Product: Full-figure, full-busted, full-support and average-figure bras; underwear.
Volume: $500 million (U.S. sales)
Owner: Hanesbrands Inc., Winston-Salem, N.C.
Brand loyalty has played a huge success in the evolution of Playtex as a mature brand with a fiercely loyal consumer base. Singled out by Kevin D. Hall, Hanesbrands' executive vice president and chief marketing officer, as among the company's "top brands," Playtex has aggressively supported its new multimedia "Girl Talk" ad campaign, which has a humorous twist and candid information about great-fitting bras.
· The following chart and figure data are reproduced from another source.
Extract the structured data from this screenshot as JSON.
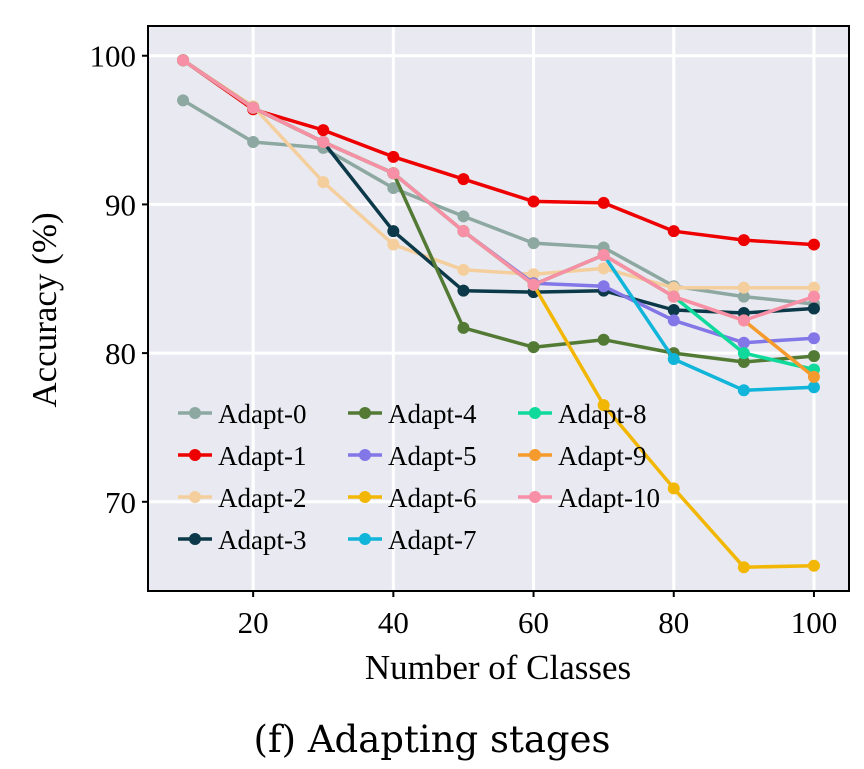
{
  "caption": "(f) Adapting stages",
  "chart_data": {
    "type": "line",
    "xlabel": "Number of Classes",
    "ylabel": "Accuracy (%)",
    "xlim": [
      5,
      105
    ],
    "ylim": [
      64,
      102
    ],
    "xticks": [
      20,
      40,
      60,
      80,
      100
    ],
    "yticks": [
      70,
      80,
      90,
      100
    ],
    "grid": true,
    "legend_position": "lower-left",
    "legend_columns": 3,
    "x": [
      10,
      20,
      30,
      40,
      50,
      60,
      70,
      80,
      90,
      100
    ],
    "series": [
      {
        "name": "Adapt-0",
        "color": "#8da8a1",
        "values": [
          97.0,
          94.2,
          93.8,
          91.1,
          89.2,
          87.4,
          87.1,
          84.5,
          83.8,
          83.3
        ]
      },
      {
        "name": "Adapt-1",
        "color": "#ee0000",
        "values": [
          99.7,
          96.4,
          95.0,
          93.2,
          91.7,
          90.2,
          90.1,
          88.2,
          87.6,
          87.3
        ]
      },
      {
        "name": "Adapt-2",
        "color": "#f4cf9d",
        "values": [
          99.7,
          96.6,
          91.5,
          87.3,
          85.6,
          85.3,
          85.7,
          84.4,
          84.4,
          84.4
        ]
      },
      {
        "name": "Adapt-3",
        "color": "#0c3949",
        "values": [
          99.7,
          96.5,
          94.2,
          88.2,
          84.2,
          84.1,
          84.2,
          82.9,
          82.7,
          83.0
        ]
      },
      {
        "name": "Adapt-4",
        "color": "#537a35",
        "values": [
          99.7,
          96.5,
          94.2,
          92.1,
          81.7,
          80.4,
          80.9,
          80.0,
          79.4,
          79.8
        ]
      },
      {
        "name": "Adapt-5",
        "color": "#8377e8",
        "values": [
          99.7,
          96.5,
          94.2,
          92.1,
          88.2,
          84.7,
          84.5,
          82.2,
          80.7,
          81.0
        ]
      },
      {
        "name": "Adapt-6",
        "color": "#f2b705",
        "values": [
          99.7,
          96.5,
          94.2,
          92.1,
          88.2,
          84.6,
          76.5,
          70.9,
          65.6,
          65.7
        ]
      },
      {
        "name": "Adapt-7",
        "color": "#10b5d9",
        "values": [
          99.7,
          96.5,
          94.2,
          92.1,
          88.2,
          84.6,
          86.6,
          79.6,
          77.5,
          77.7
        ]
      },
      {
        "name": "Adapt-8",
        "color": "#10d99c",
        "values": [
          99.7,
          96.5,
          94.2,
          92.1,
          88.2,
          84.6,
          86.6,
          83.8,
          80.0,
          78.9
        ]
      },
      {
        "name": "Adapt-9",
        "color": "#f59a2d",
        "values": [
          99.7,
          96.5,
          94.2,
          92.1,
          88.2,
          84.6,
          86.6,
          83.8,
          82.2,
          78.4
        ]
      },
      {
        "name": "Adapt-10",
        "color": "#f78fa7",
        "values": [
          99.7,
          96.5,
          94.2,
          92.1,
          88.2,
          84.6,
          86.6,
          83.8,
          82.2,
          83.8
        ]
      }
    ]
  }
}
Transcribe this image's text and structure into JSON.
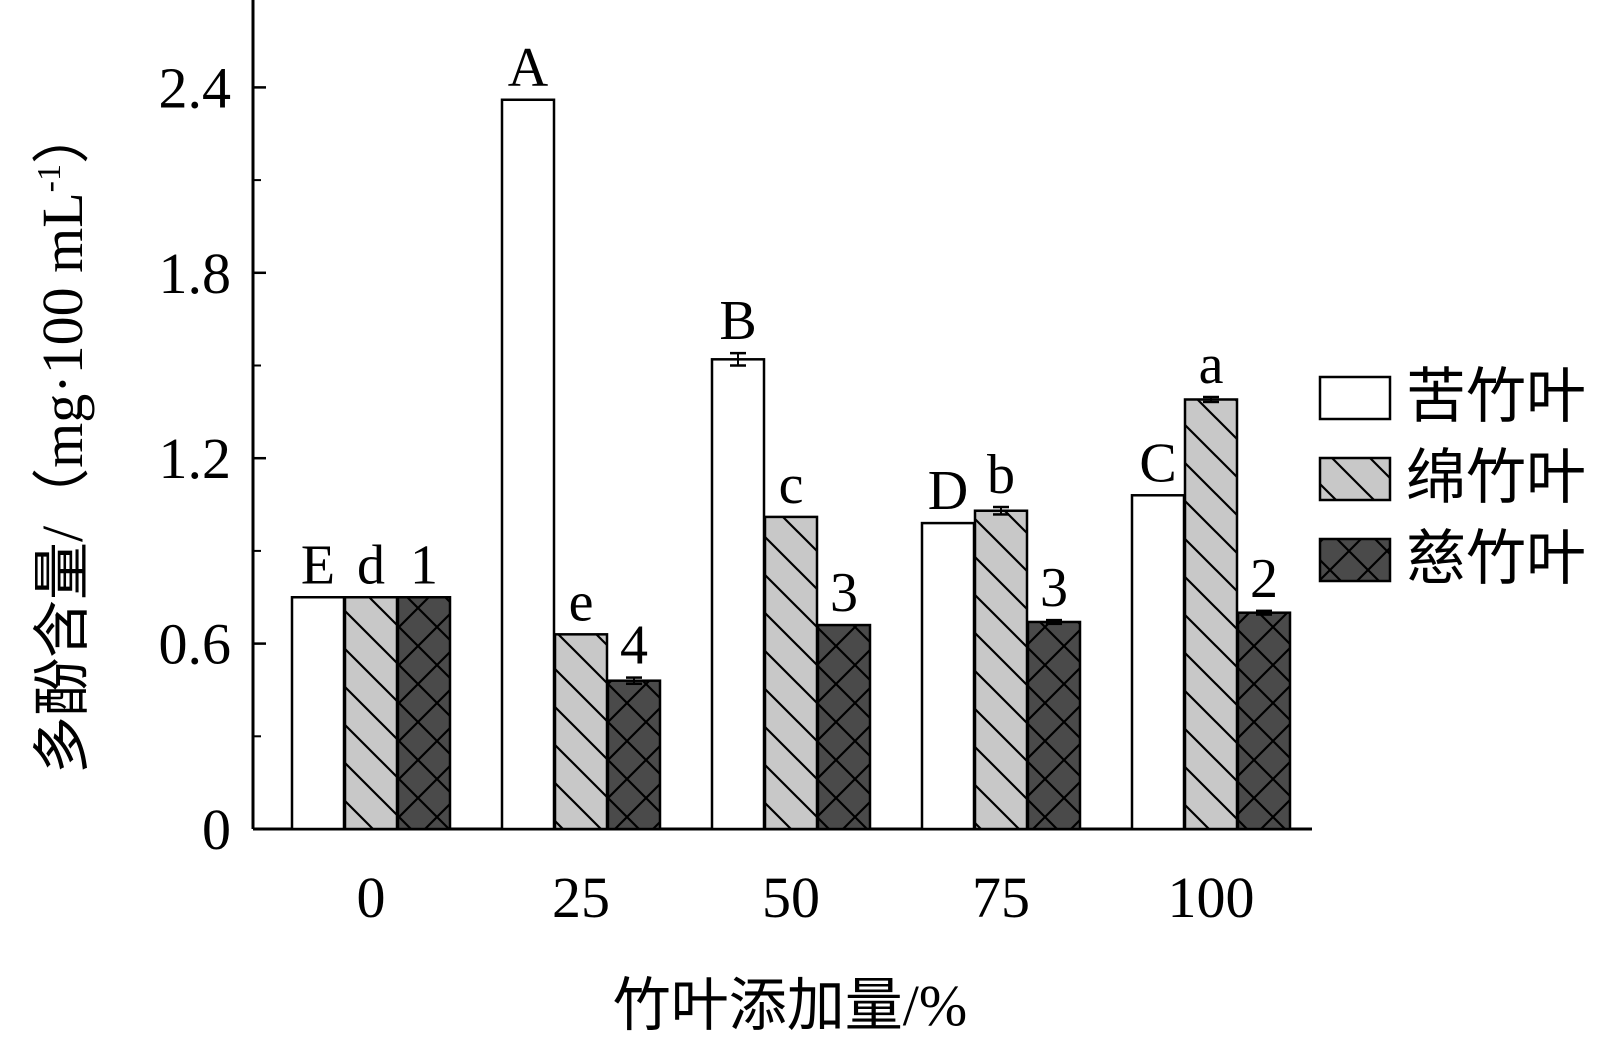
{
  "chart_data": {
    "type": "bar",
    "title": "",
    "xlabel": "竹叶添加量/%",
    "ylabel": "多酚含量/（mg·100 mL",
    "ylabel_sup": "-1",
    "ylabel_close": "）",
    "categories": [
      "0",
      "25",
      "50",
      "75",
      "100"
    ],
    "ylim": [
      0,
      2.7
    ],
    "yticks": [
      0,
      0.6,
      1.2,
      1.8,
      2.4
    ],
    "ytick_labels": [
      "0",
      "0.6",
      "1.2",
      "1.8",
      "2.4"
    ],
    "legend_position": "right",
    "series": [
      {
        "name": "苦竹叶",
        "pattern": "plain",
        "color": "#ffffff",
        "values": [
          0.75,
          2.36,
          1.52,
          0.99,
          1.08
        ],
        "errors": [
          0,
          0,
          0.02,
          0,
          0
        ],
        "labels": [
          "E",
          "A",
          "B",
          "D",
          "C"
        ]
      },
      {
        "name": "绵竹叶",
        "pattern": "diagonal",
        "color": "#c8c8c8",
        "values": [
          0.75,
          0.63,
          1.01,
          1.03,
          1.39
        ],
        "errors": [
          0,
          0,
          0,
          0.012,
          0.008
        ],
        "labels": [
          "d",
          "e",
          "c",
          "b",
          "a"
        ]
      },
      {
        "name": "慈竹叶",
        "pattern": "crosshatch",
        "color": "#4a4a4a",
        "values": [
          0.75,
          0.48,
          0.66,
          0.67,
          0.7
        ],
        "errors": [
          0,
          0.01,
          0,
          0.006,
          0.006
        ],
        "labels": [
          "1",
          "4",
          "3",
          "3",
          "2"
        ]
      }
    ]
  }
}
To capture a younger audience, Playtex has extended into social media this year, launching video views in the sponsor category of YouTube.com.
Volume: $2.5 billion (est. retail, including licenses)
Owner: LVMH Moët Henessey Louis Vuitton, Paris
Approaching its 20th anniversary next year, DKNY is in a growth spurt. In addition to strong seasons at retail, Donna Karan international has been expanding the brand's global retail network, especially in markets like Asia and the Middle East. It signed a global licensing agreement with Maidenform Inc. for intimate apparel, and with The Komar Co. for sleepwear, robes and loungewear. DKI added a golf license with Jamie Sadock, and licensed Parigi Group Ltd. to develop children's wear for the U.S. But the most significant launch this year is DKNYC, which will bring Karans urban style to better floors of Macy's, Bloomingdale's, Lord & Taylor and Dillard's. Sources say bookings have exceeded expectations for the launch. Simultaneously, DKNY is adding a men's better line with Gray Label sportswear licensed to Liz Claiborne.
Volume: $180 million to $200 million (est., women's innerwear; $30 million, licensing)
Owner: Jockey International Inc., Kenosha, Wis.
Founded in 1876 by Samuel T. Cooper, privately owned Jockey is a leading manufacturer and marketer of innerwear sold in department and specialty stores in more than 120 countries. Jockey is aggressively pursuing younger consumers. To get in touch with the YouTube generation, it launched the jockeyunderwars.com Web site. A big success for the company, it is a fun online tournament encouraging "UnderWarriors" to submit videos of themselves dancing in their underwear.